The National Security Minister told the Jamaica Observer that the “troublemaker” and another of the so-called caregivers have not yet been found.

However, two other Haitians, who had been previously ordered deported and were in detention, were included in the group shipped out at midnight Tuesday.

“The people who came here were illegal migrants in our country, and I have the law behind me to send them back where they came from, and they were all of the questionable characters,” said Chang, who added that he is now considering putting a prohibition order on Susie Krabacher, the founder of HaitiChildren, who organized the mission to take the Haitian orphans here.

“We have refused her landing here three times and are considering placing a prohibition order. The entire scheme was dishonest, and if it had not been for the integrity, strength, and character of the Mustard Seed Communities, a respected international Catholic charity, they would have drawn the country through the mud. The private sector and the Government will help Mustard Seed manage, but we have sent home these people who are troublemakers,” said Chang.

He said the police are tracking an address in the Corporate Are and a school in Ocho Rios, in the northern parish of St Ann, as the search for the two missing so-called caregivers continues.

He was responding to reports that the situation involving the ten deported caregivers escalated drastically on Tuesday as they were confined to a room “all weekend” into Tuesday night.

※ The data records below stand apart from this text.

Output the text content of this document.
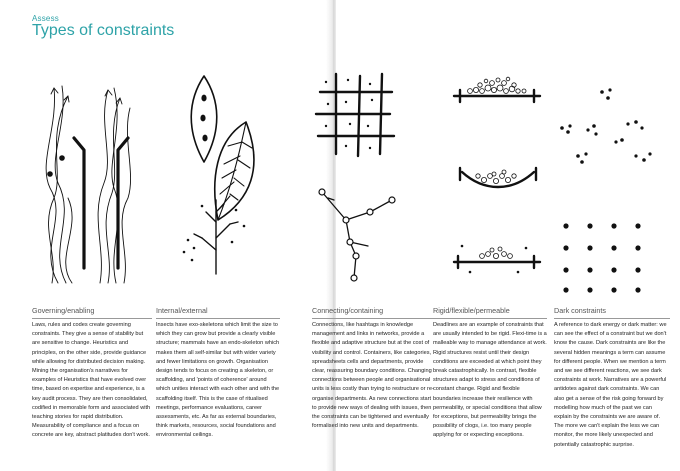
Assess
Types of constraints
Governing/enabling

Laws, rules and codes create governing constraints. They give a sense of stability but are sensitive to change. Heuristics and principles, on the other side, provide guidance while allowing for distributed decision making. Mining the organisation's narratives for examples of Heuristics that have evolved over time, based on expertise and experience, is a key audit process. They are then consolidated, codified in memorable form and associated with teaching stories for rapid distribution. Measurability of compliance and a focus on concrete are key, abstract platitudes don't work.

Internal/external

Insects have exo-skeletons which limit the size to which they can grow but provide a clearly visible structure; mammals have an endo-skeleton which makes them all self-similar but with wider variety and fewer limitations on growth. Organisation design tends to focus on creating a skeleton, or scaffolding, and 'points of coherence' around which unities interact with each other and with the scaffolding itself. This is the case of ritualised meetings, performance evaluations, career assessments, etc. As far as external boundaries, think markets, resources, social foundations and environmental ceilings.

Connecting/containing

Connections, like hashtags in knowledge management and links in networks, provide a flexible and adaptive structure but at the cost of visibility and control. Containers, like categories, spreadsheets cells and departments, provide clear, reassuring boundary conditions. Changing connections between people and organisational units is less costly than trying to restructure or re-organise departments. As new connections start to provide new ways of dealing with issues, then the constraints can be tightened and eventually formalised into new units and departments.

Rigid/flexible/permeable

Deadlines are an example of constraints that are usually intended to be rigid. Flexi-time is a malleable way to manage attendance at work. Rigid structures resist until their design conditions are exceeded at which point they break catastrophically. In contrast, flexible structures adapt to stress and conditions of constant change. Rigid and flexible boundaries increase their resilience with permeability, or special conditions that allow for exceptions, but permeability brings the possibility of clogs, i.e. too many people applying for or expecting exceptions.

Dark constraints

A reference to dark energy or dark matter: we can see the effect of a constraint but we don't know the cause. Dark constraints are like the several hidden meanings a term can assume for different people. When we mention a term and we see different reactions, we see dark constraints at work. Narratives are a powerful antidotes against dark constraints. We can also get a sense of the risk going forward by modelling how much of the past we can explain by the constraints we are aware of. The more we can't explain the less we can monitor, the more likely unexpected and potentially catastrophic surprise.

The Jamaica Observer article says a bus drove up onto Jacob’s Ladder compound along with the police, which signaled the end of the road for the so-called caregivers.

“They ordered the caregivers to get on the bus to ( the eastern parish of) Portland. The lawyer called the police, and they would not disclose the location to her; they would only be brought to a facility in Portland,” a source told the Jamaica Observer.

According to the source, even after submitting asylum claims on behalf of the 12 caregivers, human rights lawyer Malene Alleyne failed in a bid to prevent local authorities from sending them back to Haiti.

Alleyne, who is representing the group that brought the children in from Haiti, described the situation as an unprecedented scale of cruelty to humanity in Jamaica.

Meanwhile, Haiti Children’s operators have insisted that the caregivers were given permission to leave the compound each time and were never missing. They claim that the caregivers worked on a shift system, seeking permission each time to leave the compound and always returning.

On Wednesday, Krabacher rejected the allegation that Haitian gangsters were among the caregivers who came to Jamaica.

Krabacher told the Jamaica Observer that the Jamaican authorities have made them look like criminals.

“Most of them worked with us for more than ten years. One of the deportees was a nurse who had worked with us for 17 years. They thought they were welcome. They were only doing their jobs,” said Krabacher.